Eastward-bound objects will try to go straight out, but as shown in the diagram to the left, they will head for the equator as the best way to increase their radius out from the axis. Westward-bound objects will "skid" off the ground and head away from the equator to where the radius is smaller. In cases where the motion isn't enough to make the object run into the upper or lower limits, simply moving away from the axis will make the position above ground move farther south, and moving towards the axis will take an object farther north.



D. Putting It Together: Low Pressure Systems

The general result of any one of these deflections is that something in the Northern Hemisphere moving along in one direction will be deflected to its own right with respect to an observer on the ground. In the case of a low pressure system where everything is moving towards the low, it creates a spinning vortex, as seen on the right.

Because it largely depends on how large the difference is between an object's velocity is and the ground's velocity, the effect is really only significant at high speeds (either type) or long distances (north/south especially).

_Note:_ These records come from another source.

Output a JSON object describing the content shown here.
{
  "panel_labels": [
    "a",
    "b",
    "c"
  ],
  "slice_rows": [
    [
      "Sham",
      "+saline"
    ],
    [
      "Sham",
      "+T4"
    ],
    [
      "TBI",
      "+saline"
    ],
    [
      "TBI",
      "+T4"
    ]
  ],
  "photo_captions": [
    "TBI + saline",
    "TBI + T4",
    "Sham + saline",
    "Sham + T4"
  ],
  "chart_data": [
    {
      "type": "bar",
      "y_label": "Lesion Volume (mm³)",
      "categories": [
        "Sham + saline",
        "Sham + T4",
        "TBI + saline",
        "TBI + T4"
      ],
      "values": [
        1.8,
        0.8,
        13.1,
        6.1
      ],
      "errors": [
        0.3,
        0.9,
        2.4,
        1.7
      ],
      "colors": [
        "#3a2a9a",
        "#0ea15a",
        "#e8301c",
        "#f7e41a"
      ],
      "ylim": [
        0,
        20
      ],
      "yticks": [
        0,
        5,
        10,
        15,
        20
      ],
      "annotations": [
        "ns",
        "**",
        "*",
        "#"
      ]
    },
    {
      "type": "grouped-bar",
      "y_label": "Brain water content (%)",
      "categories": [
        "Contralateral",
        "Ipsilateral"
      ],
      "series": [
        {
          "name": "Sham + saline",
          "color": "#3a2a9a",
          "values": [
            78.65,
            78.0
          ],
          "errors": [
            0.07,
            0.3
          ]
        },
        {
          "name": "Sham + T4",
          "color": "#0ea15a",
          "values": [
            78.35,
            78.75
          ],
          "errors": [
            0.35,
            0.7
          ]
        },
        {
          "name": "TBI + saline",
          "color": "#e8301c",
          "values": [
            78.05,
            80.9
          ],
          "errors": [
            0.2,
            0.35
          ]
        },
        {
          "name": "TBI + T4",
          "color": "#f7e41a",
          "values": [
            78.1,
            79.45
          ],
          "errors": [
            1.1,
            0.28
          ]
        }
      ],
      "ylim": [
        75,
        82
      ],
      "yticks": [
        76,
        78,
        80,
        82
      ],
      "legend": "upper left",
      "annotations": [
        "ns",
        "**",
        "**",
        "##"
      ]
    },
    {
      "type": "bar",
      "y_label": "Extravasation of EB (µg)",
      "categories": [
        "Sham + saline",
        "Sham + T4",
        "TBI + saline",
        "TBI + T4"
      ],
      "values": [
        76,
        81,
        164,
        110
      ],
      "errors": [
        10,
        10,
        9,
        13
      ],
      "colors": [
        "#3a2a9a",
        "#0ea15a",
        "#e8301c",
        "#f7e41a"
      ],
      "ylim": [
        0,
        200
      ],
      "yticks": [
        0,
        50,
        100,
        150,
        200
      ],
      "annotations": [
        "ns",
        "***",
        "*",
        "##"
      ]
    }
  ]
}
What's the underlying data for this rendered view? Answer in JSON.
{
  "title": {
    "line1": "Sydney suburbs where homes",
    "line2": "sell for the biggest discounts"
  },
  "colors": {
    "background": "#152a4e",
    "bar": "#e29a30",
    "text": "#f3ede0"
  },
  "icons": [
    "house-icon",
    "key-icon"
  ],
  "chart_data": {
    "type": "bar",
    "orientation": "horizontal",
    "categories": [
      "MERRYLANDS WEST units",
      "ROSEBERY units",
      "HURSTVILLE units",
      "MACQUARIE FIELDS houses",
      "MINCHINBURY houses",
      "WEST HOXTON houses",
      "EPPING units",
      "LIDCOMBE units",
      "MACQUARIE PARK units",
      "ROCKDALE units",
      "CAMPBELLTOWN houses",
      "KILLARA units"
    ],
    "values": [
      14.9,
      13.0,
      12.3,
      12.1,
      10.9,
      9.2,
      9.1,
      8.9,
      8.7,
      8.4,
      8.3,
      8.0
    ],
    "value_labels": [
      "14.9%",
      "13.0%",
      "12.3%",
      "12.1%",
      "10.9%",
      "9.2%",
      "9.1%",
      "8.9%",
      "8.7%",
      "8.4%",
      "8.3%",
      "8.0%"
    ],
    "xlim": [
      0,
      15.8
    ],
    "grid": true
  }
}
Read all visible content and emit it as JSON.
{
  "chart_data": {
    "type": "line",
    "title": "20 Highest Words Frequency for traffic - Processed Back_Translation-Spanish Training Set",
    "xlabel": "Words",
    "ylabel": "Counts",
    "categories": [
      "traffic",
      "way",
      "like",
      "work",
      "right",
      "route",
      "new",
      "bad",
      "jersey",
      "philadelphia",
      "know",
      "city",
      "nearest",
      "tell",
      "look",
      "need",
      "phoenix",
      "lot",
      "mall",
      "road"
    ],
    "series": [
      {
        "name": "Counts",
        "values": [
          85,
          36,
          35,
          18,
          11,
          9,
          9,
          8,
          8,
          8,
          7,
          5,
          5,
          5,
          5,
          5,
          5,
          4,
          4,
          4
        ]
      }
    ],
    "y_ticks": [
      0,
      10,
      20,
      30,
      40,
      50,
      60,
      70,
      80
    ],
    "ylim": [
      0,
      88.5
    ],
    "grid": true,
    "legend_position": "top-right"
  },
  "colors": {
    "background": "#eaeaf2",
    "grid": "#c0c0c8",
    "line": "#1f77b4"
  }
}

The angular velocity of Earth is 360 degrees per day, or .2 microradians per second, quite small. Even at fairly high wind speeds found in typhoons (40 meters per second) the Coriolis Effect generates a deflection of only about ten microns per second squared. Over an hour, this is a total deflection of about 100 meters...over a day a deflection of almost 40 kilometers. It adds up, but it takes time.


E. Water Going The Wrong Way Down The Sink

In a kitchen sink, of course, speeds and time scales are much smaller. Water rushing down a drain goes less than a meter per second in most sinks, leading to deflections of only a micron per second squared or less. If there's any pre-existing spin to a sink or tub full of water, it has to be very small in order for the Coriolis Deflection to reverse it.

How slow is slow enough? Well, a quick order of magnitude calculation can be used here. Figure that after the first second of draining a sink has gotten set in whichever way it's going to spiral down the sink...it only gets stronger after it starts moving (since the velocity towards the drain picks up). Figure an average particle is at a radius of ten centimeters from the drain, so a micron per second corresponds to about 2 microradians per second angular velocity that can be changed before things get out of hand. Or about 100000 seconds per rotation....one rotation per day, roughly. Give or take an order of magnitude and one full rotation per hour is all the Coriolis Effect can reverse. Even take two orders of magnitude and you still can have water spinning at once every few minutes and still be spinning the "wrong" direction enough to ignore the Coriolis Effect and go down the sink its own way. This is certainly "not visibly moving."

Of course, many sinks will exhibit no visible spin at all if they are small enough that no relic spin can work up to a good whirl and will only spiral if the water is let out while still rotating very visibly.

As to whether there's a conspiracy among sink manufacturers to sell only clockwise-encouraging faucets south of the Equator and counterclockwise faucets north of it is a topic for another day. The reader is encouraged to search the journal Science where I am told a pair of serious studies are presented (unfortunately, I don't know which issues the articles are in, or even which year...my information is still secondhand). The results were that after you carefully control all the variables (use a large wooden tub, control the temperature throughout the tub, have the drain be a tube extending up into the tub to avoid friction effects with the tub walls, start the water off spinning the "wrong" way, etc) and wait 18 hours for the water to settle down, water does indeed spiral down the sink opposite directions in the two hemispheres. But this effect is so subtle that it wouldn't ever be seen in your bathroom sink.